Amy’s eyes positively glistened as she discussed him, and her friend saw clearly that her friend was smitten with the man.
“But, if you tie up with him, you’ll likely spend the rest of your days in this small town,” Millie said.
“There would be worse fates than that. I love his kids and they seem to adore me. Besides this town, even with all its hunting and fishing and outdoors bullshit, seems to be growing on me,” she giggled.
Millie nodded. “I’ve found this a good place to live, and it’d be perfect except for the nine months of snow and cold we get here.”
“But the other three months seem to make it all worthwhile, don’t they?” Amy giggled.
“I think you’re in love, Amy,” Millie answered.
“Let’s toast to that,” Amy said raising her glass. Millie raised hers and the two touched glasses. They sipped their drinks and daintily placed them back on the small table between their two porch chairs.
Millie reached for and held her friend’s hand: “I’d love for you to stay around, Amy. You’ve so brightened my life, just as you did during that one year we were in school together.”
“And you have brightened my life, darling, back in those days in high school and again from the moment we met over the back fence when I first moved in here.”
*****
Millie had problems sleeping that night. She brooded over her budding love affair with Eric, wondering whether she should tell him about Milton and if so, when and how. She also knew that if both she and Amy continued to nurture the affairs with Eric and Anthony their own friendships might change; often once a man enters a woman’s life, she knew, they lose contact with their old friends, and Millie felt she’d be devastated if she again lost her friendship with Amy.
In the house next door Amy went to bed in air-conditioned comfort, but she slept no better.

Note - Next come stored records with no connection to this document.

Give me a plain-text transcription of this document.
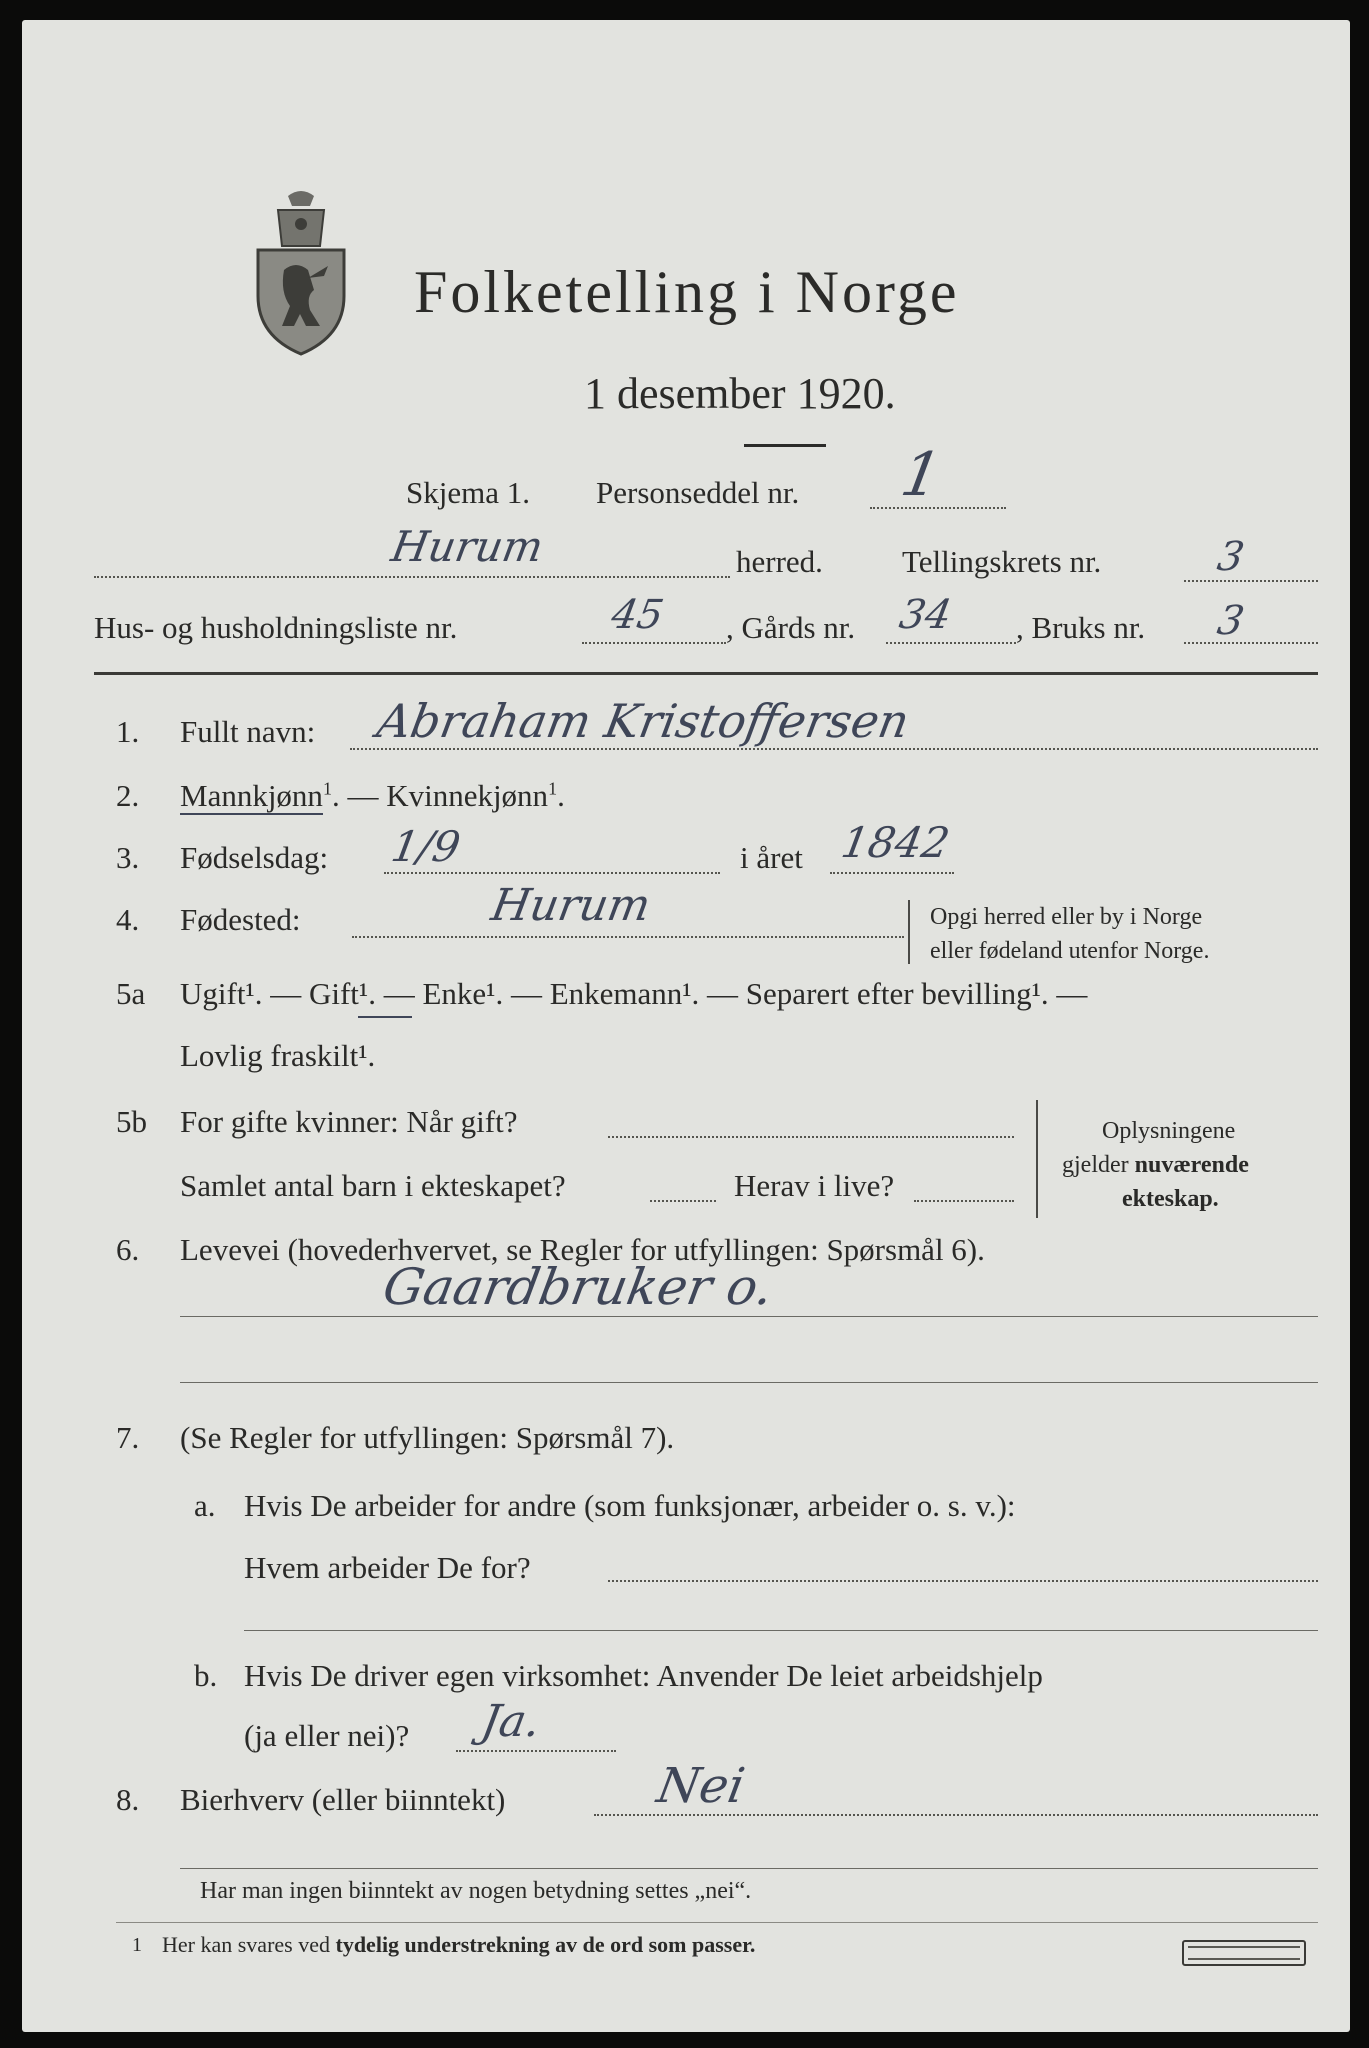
Folketelling i Norge
1 desember 1920.
Skjema 1. Personseddel nr. 1
Hurum	herred.	Tellingskrets nr.	3
Hus- og husholdningsliste nr.	45 , Gårds nr. 34 , Bruks nr. 3
1. Fullt navn: Abraham Kristoffersen
2. Mannkjønn$^1$. — Kvinnekjønn$^1$.
3. Fødselsdag: 1/9	i året 1842
4. Fødested:	Hurum	Opgi herred eller by i Norge
eller fødeland utenfor Norge.
5a Ugift¹. — Gift¹. — Enke¹. — Enkemann¹. — Separert efter bevilling¹. —
Lovlig fraskilt¹.
5b For gifte kvinner: Når gift?
Samlet antal barn i ekteskapet?	Herav i live?
Oplysningene
gjelder nuværende
ekteskap.
6. Levevei (hovederhvervet, se Regler for utfyllingen: Spørsmål 6).
Gaardbruker o.
7. (Se Regler for utfyllingen: Spørsmål 7).
a. Hvis De arbeider for andre (som funksjonær, arbeider o. s. v.):
Hvem arbeider De for?
b. Hvis De driver egen virksomhet: Anvender De leiet arbeidshjelp
(ja eller nei)? Ja.
8. Bierhverv (eller biinntekt)	Nei
Har man ingen biinntekt av nogen betydning settes „nei“.
1 Her kan svares ved tydelig understrekning av de ord som passer.
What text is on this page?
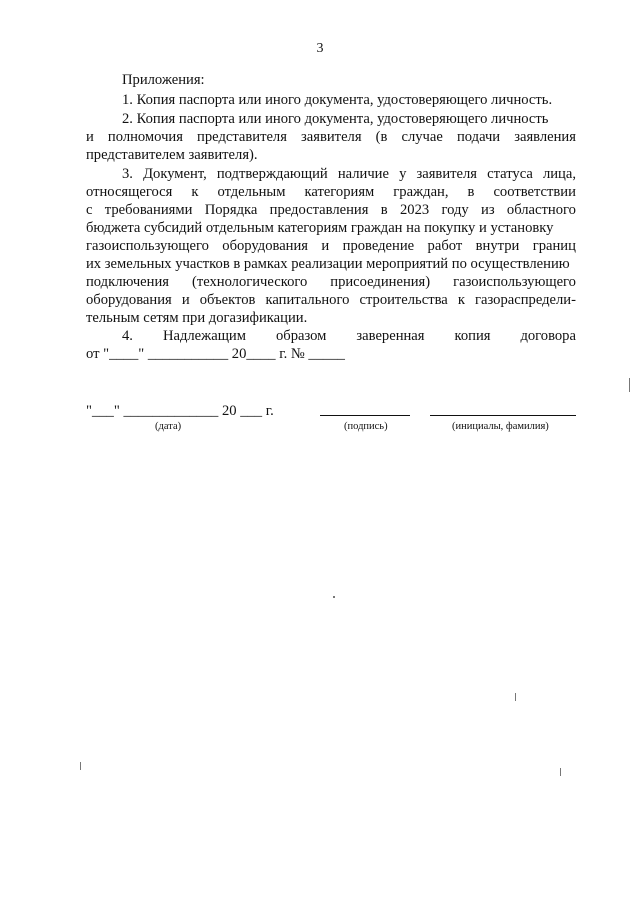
3
Приложения:
1. Копия паспорта или иного документа, удостоверяющего личность.
2. Копия паспорта или иного документа, удостоверяющего личность
и полномочия представителя заявителя (в случае подачи заявления
представителем заявителя).
3. Документ, подтверждающий наличие у заявителя статуса лица,
относящегося к отдельным категориям граждан, в соответствии
с требованиями Порядка предоставления в 2023 году из областного
бюджета субсидий отдельным категориям граждан на покупку и установку
газоиспользующего оборудования и проведение работ внутри границ
их земельных участков в рамках реализации мероприятий по осуществлению
подключения (технологического присоединения) газоиспользующего
оборудования и объектов капитального строительства к газораспредели-
тельным сетям при догазификации.
4. Надлежащим образом заверенная копия договора
от "____" ___________ 20____ г. № _____
"___" _____________ 20 ___ г.
(дата)	(подпись)	(инициалы, фамилия)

Like Millie, she worried about how and when to tell Anthony about her birth as a boy. She also had found that in few months she’d been in Wauconanda she had found her friendship with Millie to become compelling and needed. How would the love that Millie and she shared for each other be affected once Anthony was in her life? Also, how serious was Millie about Eric?
She tossed and turned under the covers, while 60 feet away her friend lay clad only in a light summer baby doll nightie, hoping for occasional breezes that would cool her sweating body.